Al Fagaly (January 5, 1909 – April 23, 1963) was a Golden Age American cartoonist and creator of Archie Comics' Super Duck and the syndicated gag cartoon There Oughta Be a Law!

==Biography==
Born in Waynesburg, Kentucky, his parents were Robert Valentine Fagaly (1873 – 1950) and Laura Belle Hicks Fagaly (1880 – 1960). He was the 7th great-grandson of Sarah Rapelje, the first child of European descent born in New Amsterdam. His 3rd great-grandfather, 1st Lt. Isaac Bogart Jr. served in the 3rd New York Regiment of the Continental Army during the Revolutionary War and his grandfather, William Harrison Hicks fought in the Civil War (71st Ohio). The family moved to Hood River, Oregon around 1911 before settling in Vancouver, Washington. He was a neighbor of Basil Wolverton.

After serving in the United States Marine Corps, Fagaly returned to Vancouver in the mid-1930s and founded Columbia Photoengraving in order to get the local newspaper, The Columbian, to publish his cartoons. He offered to supply the newspaper engraving plates for free if the newspaper would pay him for the cartoons. Since the cost of photoengraving was much more than the going rate for artwork, the newspaper agreed, and Mr. Fagaly became the staff cartoonist for The Columbian. In 1935, he created a comic strip, Skip Logan, for the Thompson Service in Cincinnati, Ohio.

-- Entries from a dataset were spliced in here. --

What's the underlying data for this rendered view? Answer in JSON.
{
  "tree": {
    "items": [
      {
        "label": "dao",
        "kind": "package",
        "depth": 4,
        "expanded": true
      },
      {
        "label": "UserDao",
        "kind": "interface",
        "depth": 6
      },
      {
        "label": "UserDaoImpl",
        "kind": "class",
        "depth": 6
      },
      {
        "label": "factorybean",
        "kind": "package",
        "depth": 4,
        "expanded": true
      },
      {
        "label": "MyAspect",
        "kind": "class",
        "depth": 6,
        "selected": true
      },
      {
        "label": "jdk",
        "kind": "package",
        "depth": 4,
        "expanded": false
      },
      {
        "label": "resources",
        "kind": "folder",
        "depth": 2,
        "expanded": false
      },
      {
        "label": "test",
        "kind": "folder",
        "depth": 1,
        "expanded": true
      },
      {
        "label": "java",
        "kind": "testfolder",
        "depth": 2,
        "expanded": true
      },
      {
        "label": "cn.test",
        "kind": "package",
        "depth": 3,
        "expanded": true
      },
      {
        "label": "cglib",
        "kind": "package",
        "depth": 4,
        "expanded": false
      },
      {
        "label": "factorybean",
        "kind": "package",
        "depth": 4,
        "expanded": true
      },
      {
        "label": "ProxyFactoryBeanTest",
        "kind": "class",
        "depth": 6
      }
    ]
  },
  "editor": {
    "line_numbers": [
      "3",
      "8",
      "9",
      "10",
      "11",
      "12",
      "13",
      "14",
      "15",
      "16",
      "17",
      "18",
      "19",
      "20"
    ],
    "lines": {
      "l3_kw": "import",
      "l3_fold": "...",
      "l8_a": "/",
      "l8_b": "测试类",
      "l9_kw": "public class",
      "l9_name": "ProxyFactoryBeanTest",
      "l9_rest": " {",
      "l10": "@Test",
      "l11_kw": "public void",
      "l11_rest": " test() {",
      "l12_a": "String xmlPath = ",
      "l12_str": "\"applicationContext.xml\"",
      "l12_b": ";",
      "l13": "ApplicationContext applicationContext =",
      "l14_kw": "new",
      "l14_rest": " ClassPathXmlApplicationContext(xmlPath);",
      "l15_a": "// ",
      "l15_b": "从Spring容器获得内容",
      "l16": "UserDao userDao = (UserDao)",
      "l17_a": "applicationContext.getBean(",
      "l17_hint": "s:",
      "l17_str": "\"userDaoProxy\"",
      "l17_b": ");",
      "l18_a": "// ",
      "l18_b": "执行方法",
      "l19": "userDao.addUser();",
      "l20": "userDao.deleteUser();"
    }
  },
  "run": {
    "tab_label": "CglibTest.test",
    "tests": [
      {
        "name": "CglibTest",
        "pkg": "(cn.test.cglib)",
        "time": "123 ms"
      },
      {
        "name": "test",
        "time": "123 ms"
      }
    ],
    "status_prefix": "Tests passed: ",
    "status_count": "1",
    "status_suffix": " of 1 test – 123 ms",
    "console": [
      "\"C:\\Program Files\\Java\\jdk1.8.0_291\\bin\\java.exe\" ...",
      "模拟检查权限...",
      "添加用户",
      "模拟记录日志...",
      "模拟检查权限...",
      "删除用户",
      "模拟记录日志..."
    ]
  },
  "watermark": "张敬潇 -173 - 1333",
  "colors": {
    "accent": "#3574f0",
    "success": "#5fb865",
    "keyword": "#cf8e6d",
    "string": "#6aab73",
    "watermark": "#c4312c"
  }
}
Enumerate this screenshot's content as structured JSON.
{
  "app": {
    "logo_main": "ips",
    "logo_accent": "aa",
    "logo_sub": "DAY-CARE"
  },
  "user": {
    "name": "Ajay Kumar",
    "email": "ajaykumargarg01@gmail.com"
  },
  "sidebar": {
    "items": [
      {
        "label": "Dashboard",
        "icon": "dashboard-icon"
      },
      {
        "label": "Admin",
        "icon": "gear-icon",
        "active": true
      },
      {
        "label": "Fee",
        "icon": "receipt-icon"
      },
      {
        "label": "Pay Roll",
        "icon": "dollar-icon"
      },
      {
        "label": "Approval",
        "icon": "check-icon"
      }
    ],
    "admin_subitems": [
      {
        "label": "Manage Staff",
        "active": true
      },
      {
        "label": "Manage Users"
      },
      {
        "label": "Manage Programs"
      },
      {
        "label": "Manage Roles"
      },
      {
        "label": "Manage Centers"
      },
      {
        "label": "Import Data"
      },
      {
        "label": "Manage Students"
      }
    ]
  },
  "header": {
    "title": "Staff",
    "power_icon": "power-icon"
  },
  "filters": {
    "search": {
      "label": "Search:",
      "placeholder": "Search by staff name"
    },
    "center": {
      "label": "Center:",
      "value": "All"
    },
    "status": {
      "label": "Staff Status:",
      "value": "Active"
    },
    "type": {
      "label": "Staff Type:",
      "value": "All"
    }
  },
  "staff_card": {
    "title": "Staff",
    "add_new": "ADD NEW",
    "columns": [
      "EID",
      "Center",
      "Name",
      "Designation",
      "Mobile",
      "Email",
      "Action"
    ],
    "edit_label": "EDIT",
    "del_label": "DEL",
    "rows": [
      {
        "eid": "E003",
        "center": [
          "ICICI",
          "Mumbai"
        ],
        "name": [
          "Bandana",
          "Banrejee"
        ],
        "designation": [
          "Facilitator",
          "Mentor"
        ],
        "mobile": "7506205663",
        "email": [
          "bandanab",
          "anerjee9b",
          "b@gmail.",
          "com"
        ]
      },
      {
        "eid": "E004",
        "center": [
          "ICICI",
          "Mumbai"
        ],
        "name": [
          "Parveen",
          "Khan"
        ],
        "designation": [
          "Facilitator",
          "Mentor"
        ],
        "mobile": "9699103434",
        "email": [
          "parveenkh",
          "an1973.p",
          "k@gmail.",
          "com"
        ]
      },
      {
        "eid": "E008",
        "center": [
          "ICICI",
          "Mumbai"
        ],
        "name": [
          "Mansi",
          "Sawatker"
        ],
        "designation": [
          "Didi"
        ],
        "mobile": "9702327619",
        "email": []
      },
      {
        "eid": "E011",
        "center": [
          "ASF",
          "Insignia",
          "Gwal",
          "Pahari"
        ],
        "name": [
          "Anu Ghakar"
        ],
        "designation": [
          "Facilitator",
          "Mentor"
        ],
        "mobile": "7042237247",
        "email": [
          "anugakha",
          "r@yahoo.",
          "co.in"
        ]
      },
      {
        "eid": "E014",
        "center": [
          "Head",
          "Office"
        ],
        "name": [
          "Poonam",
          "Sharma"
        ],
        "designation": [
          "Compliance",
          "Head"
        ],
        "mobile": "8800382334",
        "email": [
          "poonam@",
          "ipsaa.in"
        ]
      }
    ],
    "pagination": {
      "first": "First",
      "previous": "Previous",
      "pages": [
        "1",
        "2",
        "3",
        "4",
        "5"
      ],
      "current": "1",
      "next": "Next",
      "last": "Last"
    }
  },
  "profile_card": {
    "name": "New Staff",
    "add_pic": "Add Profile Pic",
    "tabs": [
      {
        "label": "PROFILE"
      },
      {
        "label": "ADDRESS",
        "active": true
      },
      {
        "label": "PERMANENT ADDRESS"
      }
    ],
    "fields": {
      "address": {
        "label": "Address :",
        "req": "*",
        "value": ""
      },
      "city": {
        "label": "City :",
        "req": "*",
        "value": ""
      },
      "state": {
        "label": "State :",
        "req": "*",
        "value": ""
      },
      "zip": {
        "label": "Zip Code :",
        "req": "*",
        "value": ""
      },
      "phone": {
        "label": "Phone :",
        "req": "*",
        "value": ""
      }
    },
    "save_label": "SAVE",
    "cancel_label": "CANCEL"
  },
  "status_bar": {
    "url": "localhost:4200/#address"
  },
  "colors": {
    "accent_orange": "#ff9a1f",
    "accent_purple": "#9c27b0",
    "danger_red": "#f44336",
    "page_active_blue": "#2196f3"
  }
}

In 1943 Fagaly was a staff artist first at Timely Comics (sharing an apartment with Mickey Spillane) and then at MLJ Comics (now Archie Comics) when he created the Superman parody Super Duck. He went on to be the lead artist on Super Duck Comics, which debuted in 1944; Fagaly was a main contributor to the title at least through the early 1950s. Fagaly was also the main contributor to Fauntleroy Comics, a spin-off from Super Duck that published three annual issues from 1950 to 1952.

In 1944, while he was living in Nantucket, Massachusetts, Fagaly and MLJ managing editor Harry Shorten co-created the daily gag cartoon There Oughta Be a Law!, syndicated by McClure Newspaper Syndicate. Shorten supplied the stories and Fagaly the art, until his death in 1963. There Oughta be a Law! ran from 1944 to 1984, and was later produced by Frank Borth, Warren Whipple, and Mort Gerberg.